The program included music by Bellini, Gounod, Liszt, McDowell and others who Carreno either studied with, taught, married or simply met along the path of her extraordinary career. While the performances of these varied works was well done, I have to say that, except for the one Mozart aria, I found all of the music entirely trite. The composers on the program, were, by and large, musical giants who were born with nearly limitless natural skill. But, it reminded me that talent isn’t all. Liszt is, to my mind, the pre-eminent example of this. Another Mozart, except with Mozart’s profundity missing. An incredible talent who wrote an amazing quantity of music that I never want to hear (some exceptions to this, here and there). The compositions on the program, to my mind, mostly belonged in the composer’s trash can rather than in the repertoire. Watching some of them performed, given their level of difficulty, can be impressive – but the musical result just doesn’t merit all of the technical fireworks. The music by Carreno herself that was on the program, fell into that same category. I am curious to listen to more, to see if that is the case, but at least from what I heard last night, as a composer, her musical talent, however amazing, wasn’t enough to join the ranks of the great composers.

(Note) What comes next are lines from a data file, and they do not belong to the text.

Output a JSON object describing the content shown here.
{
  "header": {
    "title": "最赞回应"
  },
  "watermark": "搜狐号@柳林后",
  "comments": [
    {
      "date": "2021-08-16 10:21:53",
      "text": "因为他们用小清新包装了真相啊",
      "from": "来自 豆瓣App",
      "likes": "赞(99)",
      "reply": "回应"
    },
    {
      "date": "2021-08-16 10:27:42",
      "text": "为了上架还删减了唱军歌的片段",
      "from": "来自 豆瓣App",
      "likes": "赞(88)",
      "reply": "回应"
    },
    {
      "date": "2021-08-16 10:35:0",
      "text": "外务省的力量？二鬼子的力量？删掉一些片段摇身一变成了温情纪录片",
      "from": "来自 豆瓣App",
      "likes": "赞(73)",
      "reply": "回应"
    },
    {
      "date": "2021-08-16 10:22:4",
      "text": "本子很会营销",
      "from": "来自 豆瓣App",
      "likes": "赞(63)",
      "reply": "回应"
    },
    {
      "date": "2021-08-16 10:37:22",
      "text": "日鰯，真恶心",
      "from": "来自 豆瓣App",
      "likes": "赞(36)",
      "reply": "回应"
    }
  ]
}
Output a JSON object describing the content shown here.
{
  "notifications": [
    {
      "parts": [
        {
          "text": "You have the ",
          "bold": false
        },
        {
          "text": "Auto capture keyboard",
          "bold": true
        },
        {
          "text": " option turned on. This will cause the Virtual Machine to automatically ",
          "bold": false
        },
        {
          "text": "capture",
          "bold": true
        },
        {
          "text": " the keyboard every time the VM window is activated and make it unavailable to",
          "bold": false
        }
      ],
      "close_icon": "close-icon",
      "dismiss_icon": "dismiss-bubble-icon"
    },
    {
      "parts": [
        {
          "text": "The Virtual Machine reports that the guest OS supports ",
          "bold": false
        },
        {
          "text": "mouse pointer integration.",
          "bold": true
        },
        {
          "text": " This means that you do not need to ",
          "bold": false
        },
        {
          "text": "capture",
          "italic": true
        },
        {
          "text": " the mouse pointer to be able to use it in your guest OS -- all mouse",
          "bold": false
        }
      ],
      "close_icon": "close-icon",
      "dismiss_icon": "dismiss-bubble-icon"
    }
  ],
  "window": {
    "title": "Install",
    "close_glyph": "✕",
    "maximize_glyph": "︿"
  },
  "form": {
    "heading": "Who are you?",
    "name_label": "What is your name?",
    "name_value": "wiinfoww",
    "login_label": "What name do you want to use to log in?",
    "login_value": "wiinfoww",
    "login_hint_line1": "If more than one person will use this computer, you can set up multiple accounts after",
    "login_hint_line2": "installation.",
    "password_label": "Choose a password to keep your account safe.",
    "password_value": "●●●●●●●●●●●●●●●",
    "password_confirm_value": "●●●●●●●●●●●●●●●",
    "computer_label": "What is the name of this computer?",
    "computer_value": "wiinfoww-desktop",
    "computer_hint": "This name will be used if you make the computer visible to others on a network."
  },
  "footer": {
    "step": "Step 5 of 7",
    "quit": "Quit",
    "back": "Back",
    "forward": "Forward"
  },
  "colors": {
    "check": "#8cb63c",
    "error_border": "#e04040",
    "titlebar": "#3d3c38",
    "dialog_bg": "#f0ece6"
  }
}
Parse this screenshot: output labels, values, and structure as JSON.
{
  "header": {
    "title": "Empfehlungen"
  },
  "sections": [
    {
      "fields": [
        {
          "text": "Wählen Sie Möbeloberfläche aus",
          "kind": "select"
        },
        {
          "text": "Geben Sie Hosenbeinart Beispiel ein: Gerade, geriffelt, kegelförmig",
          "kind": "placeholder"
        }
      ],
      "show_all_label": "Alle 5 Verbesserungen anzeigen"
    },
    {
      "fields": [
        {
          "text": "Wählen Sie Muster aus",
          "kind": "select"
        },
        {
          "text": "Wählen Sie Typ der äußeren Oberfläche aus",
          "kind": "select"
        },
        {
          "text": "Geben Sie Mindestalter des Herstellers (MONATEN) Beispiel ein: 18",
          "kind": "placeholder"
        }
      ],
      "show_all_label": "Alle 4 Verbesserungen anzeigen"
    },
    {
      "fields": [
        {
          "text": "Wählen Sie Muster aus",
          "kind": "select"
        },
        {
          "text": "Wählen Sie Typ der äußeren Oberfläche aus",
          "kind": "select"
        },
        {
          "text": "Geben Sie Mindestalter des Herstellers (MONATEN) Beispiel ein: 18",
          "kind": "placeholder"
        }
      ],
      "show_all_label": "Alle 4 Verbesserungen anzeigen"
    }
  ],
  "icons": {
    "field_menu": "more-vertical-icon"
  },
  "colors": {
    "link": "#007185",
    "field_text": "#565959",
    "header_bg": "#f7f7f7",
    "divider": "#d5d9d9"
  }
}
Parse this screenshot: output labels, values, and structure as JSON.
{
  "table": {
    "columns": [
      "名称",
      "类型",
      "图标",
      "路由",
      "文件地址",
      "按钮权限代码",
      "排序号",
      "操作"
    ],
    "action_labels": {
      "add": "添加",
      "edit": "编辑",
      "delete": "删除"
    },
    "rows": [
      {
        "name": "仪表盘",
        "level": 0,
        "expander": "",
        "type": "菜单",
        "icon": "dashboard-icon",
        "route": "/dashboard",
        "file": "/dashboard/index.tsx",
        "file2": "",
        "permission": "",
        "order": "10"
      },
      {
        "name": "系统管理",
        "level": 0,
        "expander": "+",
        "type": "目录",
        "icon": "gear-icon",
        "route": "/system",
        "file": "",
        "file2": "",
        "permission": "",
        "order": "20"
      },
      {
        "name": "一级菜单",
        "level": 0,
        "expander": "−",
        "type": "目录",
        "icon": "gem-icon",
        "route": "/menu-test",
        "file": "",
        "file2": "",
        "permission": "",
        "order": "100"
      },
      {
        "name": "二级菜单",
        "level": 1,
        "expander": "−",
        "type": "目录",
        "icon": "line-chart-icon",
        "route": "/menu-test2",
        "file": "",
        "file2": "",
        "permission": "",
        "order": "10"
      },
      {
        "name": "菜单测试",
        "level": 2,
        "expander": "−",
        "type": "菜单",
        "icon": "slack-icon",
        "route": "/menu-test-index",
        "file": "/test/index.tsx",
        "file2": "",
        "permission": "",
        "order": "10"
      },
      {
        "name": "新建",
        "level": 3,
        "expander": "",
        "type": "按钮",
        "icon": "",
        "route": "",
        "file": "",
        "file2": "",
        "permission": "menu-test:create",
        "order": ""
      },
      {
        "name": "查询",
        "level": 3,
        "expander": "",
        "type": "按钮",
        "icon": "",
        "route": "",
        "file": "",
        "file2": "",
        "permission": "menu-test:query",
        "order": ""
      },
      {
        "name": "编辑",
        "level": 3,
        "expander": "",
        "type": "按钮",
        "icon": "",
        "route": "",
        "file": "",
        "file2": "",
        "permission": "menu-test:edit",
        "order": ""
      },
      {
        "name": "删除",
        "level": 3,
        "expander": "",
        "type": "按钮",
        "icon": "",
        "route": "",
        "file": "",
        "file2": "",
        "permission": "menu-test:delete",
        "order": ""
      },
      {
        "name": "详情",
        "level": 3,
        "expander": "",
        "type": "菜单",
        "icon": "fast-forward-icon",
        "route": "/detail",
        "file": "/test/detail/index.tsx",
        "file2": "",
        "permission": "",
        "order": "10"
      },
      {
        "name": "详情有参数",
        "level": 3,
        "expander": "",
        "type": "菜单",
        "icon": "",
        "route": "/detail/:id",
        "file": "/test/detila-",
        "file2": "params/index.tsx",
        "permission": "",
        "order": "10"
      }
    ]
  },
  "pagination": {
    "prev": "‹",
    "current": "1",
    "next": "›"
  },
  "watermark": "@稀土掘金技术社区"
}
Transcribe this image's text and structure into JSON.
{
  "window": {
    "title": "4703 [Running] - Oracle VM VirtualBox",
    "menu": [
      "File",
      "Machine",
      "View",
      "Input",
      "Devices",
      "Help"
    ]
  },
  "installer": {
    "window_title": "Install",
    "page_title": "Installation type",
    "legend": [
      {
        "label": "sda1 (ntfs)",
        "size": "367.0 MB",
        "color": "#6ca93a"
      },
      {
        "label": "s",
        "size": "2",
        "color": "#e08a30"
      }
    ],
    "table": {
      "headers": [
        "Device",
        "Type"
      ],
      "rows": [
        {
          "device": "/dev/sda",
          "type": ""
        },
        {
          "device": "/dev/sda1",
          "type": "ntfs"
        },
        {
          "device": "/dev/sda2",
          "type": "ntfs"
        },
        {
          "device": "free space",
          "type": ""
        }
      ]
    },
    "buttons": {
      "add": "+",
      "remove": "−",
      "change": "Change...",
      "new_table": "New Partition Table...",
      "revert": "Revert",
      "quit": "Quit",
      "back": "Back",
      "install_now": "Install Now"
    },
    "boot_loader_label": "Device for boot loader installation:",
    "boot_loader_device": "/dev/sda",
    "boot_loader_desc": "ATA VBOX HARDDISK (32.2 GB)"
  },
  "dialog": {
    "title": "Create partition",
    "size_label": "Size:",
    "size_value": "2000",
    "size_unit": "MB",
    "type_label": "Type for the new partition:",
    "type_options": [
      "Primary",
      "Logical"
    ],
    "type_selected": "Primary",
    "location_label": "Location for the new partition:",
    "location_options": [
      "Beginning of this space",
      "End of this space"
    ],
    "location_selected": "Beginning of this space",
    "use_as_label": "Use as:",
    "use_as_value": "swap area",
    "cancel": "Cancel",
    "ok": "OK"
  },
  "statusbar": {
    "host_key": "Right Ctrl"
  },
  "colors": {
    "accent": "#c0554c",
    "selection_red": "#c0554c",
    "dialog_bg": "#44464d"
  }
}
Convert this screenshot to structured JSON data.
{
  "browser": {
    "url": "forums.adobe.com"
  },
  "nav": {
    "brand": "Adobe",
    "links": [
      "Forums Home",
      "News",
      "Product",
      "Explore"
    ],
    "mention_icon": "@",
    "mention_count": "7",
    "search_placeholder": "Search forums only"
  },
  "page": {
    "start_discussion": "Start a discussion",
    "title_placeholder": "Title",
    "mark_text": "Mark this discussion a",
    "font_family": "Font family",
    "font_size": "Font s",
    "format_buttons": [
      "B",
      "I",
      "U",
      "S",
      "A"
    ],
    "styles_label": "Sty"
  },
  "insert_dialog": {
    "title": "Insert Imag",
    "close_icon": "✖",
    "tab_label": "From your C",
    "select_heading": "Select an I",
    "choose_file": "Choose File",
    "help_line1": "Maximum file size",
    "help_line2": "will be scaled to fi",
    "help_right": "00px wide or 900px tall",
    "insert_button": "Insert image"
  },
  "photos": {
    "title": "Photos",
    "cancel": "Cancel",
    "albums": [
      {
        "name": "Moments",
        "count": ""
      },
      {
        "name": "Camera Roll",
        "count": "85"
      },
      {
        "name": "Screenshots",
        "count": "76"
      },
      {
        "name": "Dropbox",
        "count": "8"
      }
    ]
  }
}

While it is an important question, I don’t believe I can define what it is that separates the music that makes my spirit soar from the music which merely entertains (at best) or is annoyingly trivial (at worst).

Music for Peace Project

Dating back to when I stood, as a ten year old, on the Gettysburg battlefield site, at the spot where Pickett began his ill-fated charge, the ease with which men choose to go to war has always entirely baffled me. Always possessed of a vivid imagination, standing there with the sounds and terrors of battle raging in my mind, I had an intense realization that grown-ups who could bring this upon themselves, for any reason, were insane. I knew the world could and should be different, and grown-ups who chose otherwise were not to be trusted.
While I can intellectually explain to myself the many reasons that men are led into war, emotionally I never can quite get it. The logic of peace seems so profound, why invent reasons to go to war – but men do – for all the wrong reasons, whether money, power, boredom, rage or whatever.

A deep underlying belief that peace is possible, despite all evidence to the contrary, has motivated my inner life ever since that sunny afternoon walking across that field of knee high grass. It has certainly motivated my musical life, as I continue to write music intended to inspire thoughts about the possibility of peace. My most recent work in that vein sets, for mezzo soprano and orchestra, seven poems from a powerful anthology edited by the American poet Sam Hamill, in which he collected the best from submissions by over 11,000 poets who responded to his call, in the year following 9/11, for poems to protest the wars in Afghanistan and Iraq. A side benefit of my working on this music was connecting, via LI and FB, with the poets, sharing the common desire that reasonableness would prevail over war. There is always another way, if people only search for it.